There are plenty of ETFs on the ASX for investors to choose from. Some focus on the Australian share market, the US share market or other regions, while there are also some ETFs that invest in specific sectors or asset classes.
The potential problem with country-focused ETFs is that they don't offer that much geographic diversification. I think that the nature of the VGS ETF means, in my view, that investors could do well enough with the fund as their only ETF investment.
Excellent diversification
The ASX only represents around 2% of the global share market, so investors would be missing out on exposure to the weight of many of the world's leading markets, as well as sector diversification.
More than half of the S&P/ASX 200 Index (ASX: XJO) is invested in ASX bank shares and resources. There are five sectors in the Vanguard MSCI Index International Shares ETF that have a weighting of more than 10% as of 30 April 2023:
IT (20.4%)
Financials (14.8%)
Healthcare (13.7%)
Industrials (11%)
Consumer discretionary (10.5%)
The portfolio has around 1,470 positions in different businesses. There are so many holdings that investors have exposure to almost five times as many companies as an S&P/ASX 200 Index (ASX: XJO) fund.
Even though owning just one ETF doesn't sound like that much diversification, the underlying exposure is enormous.
There are numerous countries represented in the VGS ETF. While the US has a weighting of around 70%, many other countries have a weighting of more than 0.5% including Japan, the UK, France, Canada, Switzerland, Germany, the Netherlands, Sweden, Denmark, Spain, Hong Kong and Italy. Investors don't need to invest separately in each individual region.
Quality returns
Owning lots of businesses from many different countries isn't necessarily helpful if it means weak returns.

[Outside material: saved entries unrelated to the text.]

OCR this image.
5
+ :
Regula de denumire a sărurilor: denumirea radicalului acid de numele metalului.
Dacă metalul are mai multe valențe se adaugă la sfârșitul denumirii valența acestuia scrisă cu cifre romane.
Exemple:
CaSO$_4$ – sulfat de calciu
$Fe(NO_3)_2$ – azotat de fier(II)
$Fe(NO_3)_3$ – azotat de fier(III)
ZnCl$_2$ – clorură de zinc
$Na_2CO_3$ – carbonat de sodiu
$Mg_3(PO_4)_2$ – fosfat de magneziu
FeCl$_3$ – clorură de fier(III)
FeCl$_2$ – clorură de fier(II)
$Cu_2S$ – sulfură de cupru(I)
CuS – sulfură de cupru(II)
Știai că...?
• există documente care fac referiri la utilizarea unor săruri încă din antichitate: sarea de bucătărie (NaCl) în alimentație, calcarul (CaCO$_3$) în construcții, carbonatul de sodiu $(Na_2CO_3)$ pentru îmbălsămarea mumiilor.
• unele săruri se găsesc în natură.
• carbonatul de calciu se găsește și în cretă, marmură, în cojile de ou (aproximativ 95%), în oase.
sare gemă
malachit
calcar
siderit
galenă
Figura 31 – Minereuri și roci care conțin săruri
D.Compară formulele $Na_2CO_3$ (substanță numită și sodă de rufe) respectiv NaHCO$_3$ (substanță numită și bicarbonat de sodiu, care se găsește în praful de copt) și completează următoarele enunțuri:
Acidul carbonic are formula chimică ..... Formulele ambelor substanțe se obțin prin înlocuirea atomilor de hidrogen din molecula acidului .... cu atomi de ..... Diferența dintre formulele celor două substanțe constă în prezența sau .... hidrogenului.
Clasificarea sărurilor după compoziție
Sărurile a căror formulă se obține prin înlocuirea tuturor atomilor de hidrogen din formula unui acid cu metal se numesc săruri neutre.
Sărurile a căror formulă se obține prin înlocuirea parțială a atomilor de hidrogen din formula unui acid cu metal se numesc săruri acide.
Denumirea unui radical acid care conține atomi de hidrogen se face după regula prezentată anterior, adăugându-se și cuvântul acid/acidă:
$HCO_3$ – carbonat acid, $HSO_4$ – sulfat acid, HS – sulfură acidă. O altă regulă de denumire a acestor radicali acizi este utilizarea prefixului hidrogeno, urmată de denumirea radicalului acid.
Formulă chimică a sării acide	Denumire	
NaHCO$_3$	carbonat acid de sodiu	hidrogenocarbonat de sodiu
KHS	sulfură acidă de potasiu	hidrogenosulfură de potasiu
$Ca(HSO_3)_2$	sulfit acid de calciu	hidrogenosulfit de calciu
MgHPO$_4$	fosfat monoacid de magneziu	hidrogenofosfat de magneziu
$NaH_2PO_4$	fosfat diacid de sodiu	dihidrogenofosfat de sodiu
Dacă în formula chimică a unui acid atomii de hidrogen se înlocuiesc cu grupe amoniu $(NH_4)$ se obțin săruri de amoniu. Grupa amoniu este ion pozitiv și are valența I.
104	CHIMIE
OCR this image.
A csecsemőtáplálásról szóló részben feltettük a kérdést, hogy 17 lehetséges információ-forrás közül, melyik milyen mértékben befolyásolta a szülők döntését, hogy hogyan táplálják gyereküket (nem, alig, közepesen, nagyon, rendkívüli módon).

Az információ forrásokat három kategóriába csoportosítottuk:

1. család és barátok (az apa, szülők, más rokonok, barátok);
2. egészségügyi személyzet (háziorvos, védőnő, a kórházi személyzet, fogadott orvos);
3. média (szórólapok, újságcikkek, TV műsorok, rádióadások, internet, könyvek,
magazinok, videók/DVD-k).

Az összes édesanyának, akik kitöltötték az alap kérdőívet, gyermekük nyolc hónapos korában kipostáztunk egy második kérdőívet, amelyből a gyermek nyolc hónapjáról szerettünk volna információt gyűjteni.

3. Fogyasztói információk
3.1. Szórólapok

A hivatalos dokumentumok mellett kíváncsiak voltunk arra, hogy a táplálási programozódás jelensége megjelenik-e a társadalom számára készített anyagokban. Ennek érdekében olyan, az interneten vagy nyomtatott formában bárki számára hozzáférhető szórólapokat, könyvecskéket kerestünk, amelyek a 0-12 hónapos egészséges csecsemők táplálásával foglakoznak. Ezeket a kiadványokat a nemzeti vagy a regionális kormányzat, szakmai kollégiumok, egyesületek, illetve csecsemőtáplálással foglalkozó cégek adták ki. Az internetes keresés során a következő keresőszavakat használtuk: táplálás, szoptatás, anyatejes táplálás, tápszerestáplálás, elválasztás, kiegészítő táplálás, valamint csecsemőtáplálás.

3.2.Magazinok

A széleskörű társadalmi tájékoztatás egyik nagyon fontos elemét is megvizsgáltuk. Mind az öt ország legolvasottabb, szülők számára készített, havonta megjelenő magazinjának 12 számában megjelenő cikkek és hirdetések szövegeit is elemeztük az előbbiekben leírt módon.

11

The VGS ETF is invested in many of the world's biggest and best businesses such as Apple, Microsoft and Alphabet. But, I wouldn't be too fixated on the current names in the portfolio because they may change in the coming years. The good thing is that we don't need to worry about which businesses to buy, sell and own – the ETF will automatically change the positions as time goes on.
Many of the biggest businesses in the world are very effective at what they do, so they're usually able to generate big profits and make good returns for investors.
Past performance is not a guarantee of future results, but over the past five years, the VGS ETF has delivered an average return per annum of 11.2%. That's a solid return and if it keeps returning at least 10% per annum over the long term then it can create good wealth for investors. I'd be happy enough if that's what my overall portfolio was achieving.
Low management fee
There are many fund managers in Australia, who take active investment decisions and charge a lot for it. Plenty of them charge at least 1% per annum (as well as outperformance fees if they beat the market over a particular time frame).
The VGS ETF has a much cheaper management fee of 0.18% per annum. This ETF strategy doesn't take much work for the fund provider to enact, which is partly why the cost is lower. Lower management fees should help the Vanguard MSCI Index International Shares ETF achieve appealing net returns over the long term.
I'd like as much of the gross returns to remain in my portfolio as possible, so the cheap management fee is attractive.